Reverse catalytic model showing the proportion of bioaerosol positive healthy individuals by age. The dark blue line is the median prevalence estimate from the model and the blue shading shows model uncertainty with 95% credible intervals. The overlaid black points represent age-specific bioaerosol positive proportions with error bars derived from a binomial distribution using the exact method of Clopper and Pearson. Median point estimates of lambda (\(\lambda\)) and rho (\(\rho\)) are shown in the top-right corner.
Sensitivity analyses
The above primary analysis estimated a high rate of exposure to account for a population bioaerosol Mtb positive prevalence plateauing at 0.65 in the context of the observed high rate of reversion. In this sensitivity analysis, we found point estimates for \(\lambda\) of 0.31/year (CrI: 0.13 to 0.61); 0.70/year (CrI: 0.33 to 1.2); 1.2/year (CrI: 0.57 to 2.0) and 2.0/year (CrI: 0.99 to 3.4) for simulated data with prevalence plateauing at 0.1, 0.2, 0.3, 0.4 respectively (see Fig. 3A–D). The same highly informative prior for \(\rho\) gave a posterior distribution with a median point estimate of 3.0/year for the reversion rate for all four simulations.
Age-prevalence profiles are shown for all panels with the dark blue line giving the prevalence estimate from the model and the shading showing the model uncertainty with 95% credible intervals. The overlaid black points represent age-specific bioaerosol positive proportions taken from the data with error bars (panels E & F) derived from a binomial distribution using the exact method of Clopper and Pearson. For each analysis median point estimates of lambda (\(\lambda\)) and rho (\(\rho\)) are shown in the top-right corner. Results for the MCMC model using simulated data with plateaux prevalence of 0.1, 0.2, 0.3 and 0.4 are shown in panels (A–D) respectively. Panel (E) shows age-variable rate of exposure, with \(\lambda\) set at 0 for ages 0–10. Panel (F) shows a catalytic model without reversion.
A further sensitivity analysis assessed the impact of a reduction in rate of exposure in childhood by assuming a \(\lambda\) of zero until the age of 10. This led to no significant change in the estimate for rate of exposure with a median estimate of 5.1/year (CrI 2.5 to 8.5) (see Fig. 3E). Finally, the catalytic model without reversion is shown in Fig. 3F and gave a point estimate of the rate of exposure of 0.030/year (CrI 0.023 to 0.037). Visual inspection of this model shows that the empiric prevalence data is poorly predicted by this non-reversible catalytic model and, as shown in Table 3, removing the reversion worsens the model fit compared with the primary analysis based on the reversible catalytic model.
Discussion
In this exploratory modelling study we show that for individuals living in a TB endemic community the rate of TB exposure leading to Mtb positivity of exhaled respiratory bioaerosol may be extremely high. The base model indicates that at least 5 exposures per year occur informed by data suggesting reversion at a frequency of 3 per year. Thus a cyclical pattern of aerosol positivity and clearance is suggested with a period of only a few months. The sensitivity analyses highlight that this estimate is highly sensitive to the community bioaerosol Mtb positive prevalence which is likely to be considerably lower in most parts of the world outside of the highly burdened countries. In other settings, where we envisage the bioaerosol Mtb positive prevalence is below 20%, it is therefore likely that the rate of exposure is much lower i.e. < 1 episode per year. The impact of varying the rate of exposure with age was also examined, in particular the probable scenario where infants and small children have a much lower exposure rate. Lowering the rate of exposure to zero before the age of 10 produced an overall estimate with the same high exposure rate.

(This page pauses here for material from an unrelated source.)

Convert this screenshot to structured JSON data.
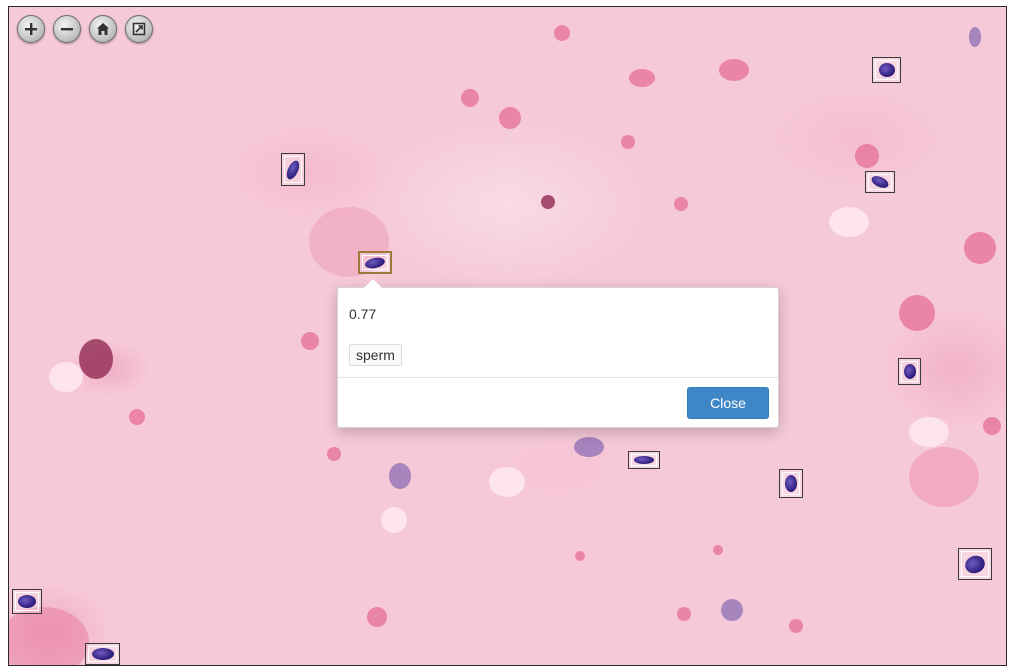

The final sensitivity analysis explores the rate of bioaerosol Mtb clearance. In the primary analysis, the reversion rate identified from longitudinal sampling of presumptive TB cases arriving at clinic but remaining off treatment was used. On first presentation ~ 90% of these individuals were bioaerosol Mtb positive reverting to ~ 20% over 6 months (reversion rate of 3 per year). Since this (initially) symptomatic cohort may not be representative of the asymptomatic majority, we explored the hypothesis that Mtb persists lifelong in the general population by applying a non-reversible catalytic model (reversion rate of zero). The primary model was found to better fit the cross-sectional prevalence data available and so we infer that there is an underlying clearance of Mtb from bioaerosol. The precise rate of clearance and whether it differs from that in the symptomatic cohort is unclear in the absence of longitudinal sampling of asymptomatic, healthy individuals but may be important to investigate further. Indeed, we have hypothesised that those in the symptomatic cohort are undergoing a process of immune-driven self-clearance since the bioaerosol Mtb positivity prevalence falls far below that in the general population by the end of monitoring2. Exploration of the underlying mechanism(s) of bioaerosol Mtb clearance may be critical for the development of new ‘latency’ drugs, vaccine strategies and host directed therapies14.

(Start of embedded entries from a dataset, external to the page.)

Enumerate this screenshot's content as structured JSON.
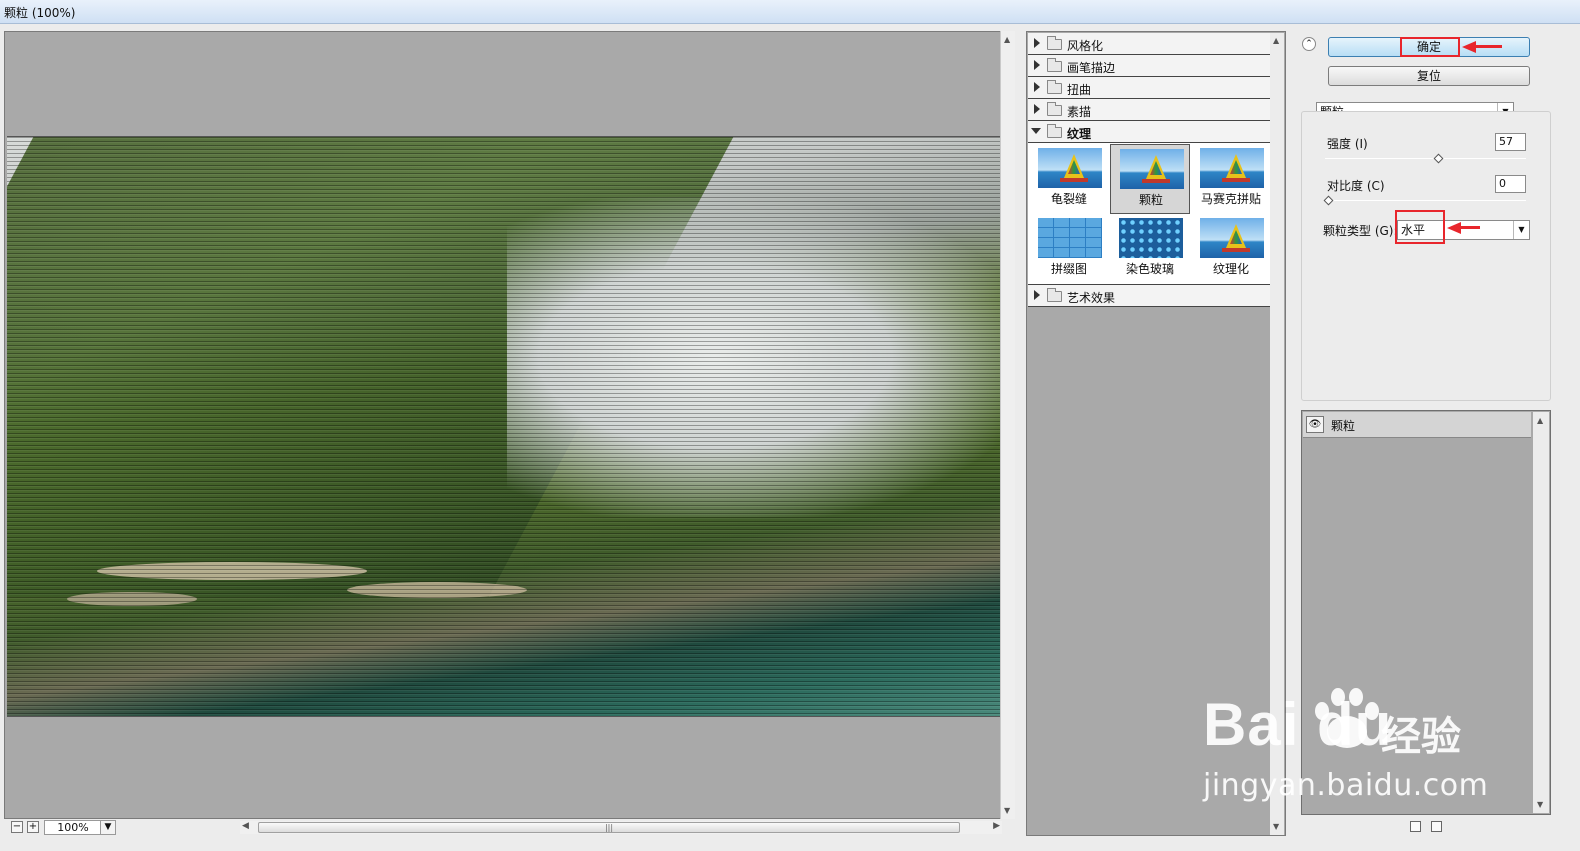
{
  "window": {
    "title": "颗粒 (100%)"
  },
  "zoom": {
    "value": "100%",
    "minus": "−",
    "plus": "+"
  },
  "gallery": {
    "categories": [
      {
        "label": "风格化"
      },
      {
        "label": "画笔描边"
      },
      {
        "label": "扭曲"
      },
      {
        "label": "素描"
      },
      {
        "label": "纹理"
      },
      {
        "label": "艺术效果"
      }
    ],
    "texture_filters": [
      {
        "label": "龟裂缝"
      },
      {
        "label": "颗粒"
      },
      {
        "label": "马赛克拼贴"
      },
      {
        "label": "拼缀图"
      },
      {
        "label": "染色玻璃"
      },
      {
        "label": "纹理化"
      }
    ],
    "selected_filter": "颗粒"
  },
  "buttons": {
    "ok": "确定",
    "reset": "复位"
  },
  "filter_select": {
    "value": "颗粒"
  },
  "params": {
    "intensity_label": "强度 (I)",
    "intensity_value": "57",
    "intensity_fraction": 0.57,
    "contrast_label": "对比度 (C)",
    "contrast_value": "0",
    "contrast_fraction": 0.0,
    "grain_type_label": "颗粒类型 (G):",
    "grain_type_value": "水平"
  },
  "layers": {
    "items": [
      {
        "label": "颗粒"
      }
    ]
  },
  "watermark": {
    "brand": "Bai  du",
    "cn": "经验",
    "url": "jingyan.baidu.com"
  },
  "colors": {
    "annotation_red": "#e8262c",
    "ok_button_blue": "#b8def5"
  }
}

It is notable that the estimated rate of exposure is two orders of magnitude greater than the force of infection (0.03–0.07/year) calculated from TST results in the same community15. This implies, that exposure, leading to detectable Mtb in respiratory bioaerosol samples, only infrequently leads to infection as conventionally defined. This finding is in keeping with the lack of correlation between Mtb bioaerosol positivity and QuantiFERON positivity found in the healthy community member sampling study3 and also consistent with the detection of Mtb complex DNA in peripheral blood mononuclear cells from 79% of asymptomatic TB contacts from Ethiopia half of whom had negative QuantiFERON results16. The explanation for those cases where Mtb exposure occurs without TST or IGRA conversion may be immunological control via innate immunity in the absence of priming antigen specific T cells17 or this may represent airway colonisation of an immunologically privileged site.
The source for these exposures is unclear but evidence is emerging for the transmission potential across the TB spectrum. Linkage of sputum culture positive cases via molecular epidemiological methods demonstrate transmission from sputum smear negative cases albeit at a lower rate18. Furthermore, a recent analysis of TB prevalence and household contact studies has suggested a high rate of transmission leading to onward infection from subclinical cases which may even be equivalent to transmission from those with clinical TB19,20.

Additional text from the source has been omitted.